Search code examples
pythonimageimage-processingtiff

Downsample large .tif images while reading


I am working with hundreds of large high resolution .tif images that are very memory intensive to read in Python. Fortunately, I can often work with low resolution versions of these images by downsampling them after loading them. I am wondering if there is a way to only read part of the image into memory instead of the whole image to improve read speed.

The code below shows an example of what I would like, however, this still reads the whole image into memory before returning the downsampled array. Is it possible to only read every nth pixel values into memory to improve read speed?
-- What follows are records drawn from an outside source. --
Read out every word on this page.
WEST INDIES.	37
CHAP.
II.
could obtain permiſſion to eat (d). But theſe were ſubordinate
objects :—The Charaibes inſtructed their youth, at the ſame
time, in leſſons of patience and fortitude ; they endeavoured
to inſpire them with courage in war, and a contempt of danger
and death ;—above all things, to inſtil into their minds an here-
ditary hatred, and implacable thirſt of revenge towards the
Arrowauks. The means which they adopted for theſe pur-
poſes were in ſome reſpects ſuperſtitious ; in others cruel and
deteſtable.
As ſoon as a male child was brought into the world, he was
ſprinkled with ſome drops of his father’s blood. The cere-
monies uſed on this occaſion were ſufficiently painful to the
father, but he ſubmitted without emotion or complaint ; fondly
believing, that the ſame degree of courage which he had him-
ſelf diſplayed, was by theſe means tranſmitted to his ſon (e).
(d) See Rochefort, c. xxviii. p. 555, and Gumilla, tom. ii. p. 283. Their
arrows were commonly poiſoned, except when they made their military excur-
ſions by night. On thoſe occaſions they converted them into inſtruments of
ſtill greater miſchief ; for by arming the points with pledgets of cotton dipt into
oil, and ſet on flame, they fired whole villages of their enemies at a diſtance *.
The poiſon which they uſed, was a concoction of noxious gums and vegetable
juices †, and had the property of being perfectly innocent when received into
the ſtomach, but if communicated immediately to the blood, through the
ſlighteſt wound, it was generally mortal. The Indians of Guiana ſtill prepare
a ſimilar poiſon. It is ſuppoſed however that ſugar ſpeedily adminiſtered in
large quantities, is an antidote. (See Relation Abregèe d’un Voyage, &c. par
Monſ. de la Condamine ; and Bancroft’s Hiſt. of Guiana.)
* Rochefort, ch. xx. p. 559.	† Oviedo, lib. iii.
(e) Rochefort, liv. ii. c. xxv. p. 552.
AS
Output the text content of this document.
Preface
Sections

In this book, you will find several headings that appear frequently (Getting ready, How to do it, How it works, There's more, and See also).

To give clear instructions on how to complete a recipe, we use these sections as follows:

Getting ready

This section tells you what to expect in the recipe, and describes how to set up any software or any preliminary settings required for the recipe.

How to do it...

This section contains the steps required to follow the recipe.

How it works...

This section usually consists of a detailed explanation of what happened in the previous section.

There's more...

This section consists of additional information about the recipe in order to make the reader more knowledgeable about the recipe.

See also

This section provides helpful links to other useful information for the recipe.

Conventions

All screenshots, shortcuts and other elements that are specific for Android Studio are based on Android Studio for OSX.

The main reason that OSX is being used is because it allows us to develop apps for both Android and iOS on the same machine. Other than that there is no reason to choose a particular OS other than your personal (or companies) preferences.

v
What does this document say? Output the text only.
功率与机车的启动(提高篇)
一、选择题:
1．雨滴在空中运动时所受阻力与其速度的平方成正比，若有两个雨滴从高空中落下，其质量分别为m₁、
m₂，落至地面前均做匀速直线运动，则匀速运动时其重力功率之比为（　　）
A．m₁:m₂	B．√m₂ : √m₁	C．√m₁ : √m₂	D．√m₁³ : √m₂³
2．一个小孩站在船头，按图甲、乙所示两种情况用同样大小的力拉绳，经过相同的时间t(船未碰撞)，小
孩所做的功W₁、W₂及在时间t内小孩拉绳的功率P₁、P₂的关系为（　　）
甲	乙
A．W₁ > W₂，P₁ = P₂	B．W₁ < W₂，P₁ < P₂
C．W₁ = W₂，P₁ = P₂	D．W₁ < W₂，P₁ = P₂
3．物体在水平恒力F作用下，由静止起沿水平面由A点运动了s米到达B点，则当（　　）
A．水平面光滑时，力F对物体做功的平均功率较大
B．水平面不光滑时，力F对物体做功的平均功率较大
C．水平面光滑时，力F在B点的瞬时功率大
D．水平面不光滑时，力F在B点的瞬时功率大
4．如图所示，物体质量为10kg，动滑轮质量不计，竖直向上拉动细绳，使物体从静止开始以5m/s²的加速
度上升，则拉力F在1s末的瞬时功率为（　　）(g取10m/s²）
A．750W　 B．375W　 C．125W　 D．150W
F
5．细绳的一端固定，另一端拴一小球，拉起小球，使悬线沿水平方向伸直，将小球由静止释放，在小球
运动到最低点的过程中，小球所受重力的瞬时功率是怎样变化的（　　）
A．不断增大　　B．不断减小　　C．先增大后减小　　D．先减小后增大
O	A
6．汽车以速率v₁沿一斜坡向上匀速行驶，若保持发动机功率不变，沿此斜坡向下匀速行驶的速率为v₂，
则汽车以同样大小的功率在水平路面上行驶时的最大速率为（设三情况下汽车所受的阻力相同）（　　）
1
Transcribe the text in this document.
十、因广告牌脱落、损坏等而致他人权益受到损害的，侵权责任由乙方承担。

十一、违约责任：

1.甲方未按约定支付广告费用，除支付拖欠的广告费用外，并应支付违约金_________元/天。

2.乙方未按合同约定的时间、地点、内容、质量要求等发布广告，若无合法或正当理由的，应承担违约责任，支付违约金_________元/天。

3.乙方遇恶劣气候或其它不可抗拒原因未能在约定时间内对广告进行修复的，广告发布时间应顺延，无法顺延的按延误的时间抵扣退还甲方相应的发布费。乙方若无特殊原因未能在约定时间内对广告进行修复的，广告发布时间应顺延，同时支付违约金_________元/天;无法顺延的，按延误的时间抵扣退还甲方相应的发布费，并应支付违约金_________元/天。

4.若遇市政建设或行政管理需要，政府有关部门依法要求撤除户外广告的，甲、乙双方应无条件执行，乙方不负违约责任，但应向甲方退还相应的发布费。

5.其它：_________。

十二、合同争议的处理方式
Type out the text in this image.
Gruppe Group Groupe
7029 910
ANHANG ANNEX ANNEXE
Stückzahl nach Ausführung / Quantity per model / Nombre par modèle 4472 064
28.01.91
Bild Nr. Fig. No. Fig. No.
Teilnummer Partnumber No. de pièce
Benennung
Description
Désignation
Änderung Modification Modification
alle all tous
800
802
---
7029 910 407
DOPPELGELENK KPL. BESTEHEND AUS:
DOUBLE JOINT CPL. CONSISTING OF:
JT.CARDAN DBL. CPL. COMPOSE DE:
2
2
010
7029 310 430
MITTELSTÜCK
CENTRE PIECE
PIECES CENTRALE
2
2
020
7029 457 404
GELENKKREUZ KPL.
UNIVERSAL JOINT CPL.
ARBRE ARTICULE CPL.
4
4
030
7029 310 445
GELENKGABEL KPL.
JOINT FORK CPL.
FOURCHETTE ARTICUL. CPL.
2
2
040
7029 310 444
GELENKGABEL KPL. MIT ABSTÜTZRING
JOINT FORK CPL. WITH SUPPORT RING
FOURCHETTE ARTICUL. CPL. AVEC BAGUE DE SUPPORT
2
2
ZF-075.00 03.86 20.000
from tifffile import imread

def standardOpen(f):
    im = imread(f)
    return(im)

def scaledOpen(f):
    im = imread(f)[::,::4,::4]
    return(im)

f_path = '/file_name.tif'

im = standardOpen(f_path)
print(im.shape)
>>(88, 2048, 2048)

im_scaled = scaledOpen(f_path)
print(im_scaled.shape)
>>(88, 512, 512)

EDIT: I have uploaded a sample image to dropbox: https://www.dropbox.com/s/xkm0bzudcv2sw5d/S000_t000002_V000_R0000_X000_Y000_C02_I1_D0_P00101.tif?dl=0

This image is 101 slice of 2048x2048 pixels. When I read it using tifffile.imread(image_path) I get a numpy array of shape (101, 2048, 2048)


Solution

  • The sample file, S000_t000002_V000_R0000_X000_Y000_C02_I1_D0_P00101.tif, is a multi-page TIFF. The image data in each page is stored uncompressed in one strip. To speed up reading sliced data from this specific kind of TIFF file, memory-map the frame data and copy the sliced data to a pre-allocated array while iterating over the pages in the file. Unless one wants to preserve noise characteristics, it is usually better to downsample using higher order filtering, e.g interpolation using OpenCV:

    import numpy
    import tifffile
    import cv2  # OpenCV for fast interpolation
    
    filename = 'S000_t000002_V000_R0000_X000_Y000_C02_I1_D0_P00101.tif'
    
    with tifffile.Timer():
        stack = tifffile.imread(filename)[:, ::4, ::4].copy()
    
    with tifffile.Timer():
        with tifffile.TiffFile(filename) as tif:
            page = tif.pages[0]
            shape = len(tif.pages), page.imagelength // 4, page.imagewidth // 4
            stack = numpy.empty(shape, page.dtype)
            for i, page in enumerate(tif.pages):
                stack[i] = page.asarray(out='memmap')[::4, ::4]
                # # better use interpolation instead:
                # stack[i] = cv2.resize(
                #     page.asarray(),
                #     dsize=(shape[2], shape[1]),
                #     interpolation=cv2.INTER_LINEAR,
                # )
    

    I would avoid this kind of micro-optimization for little speed gain. The image data in the sample file is only ~800 MB and easily fits into RAM on most computers.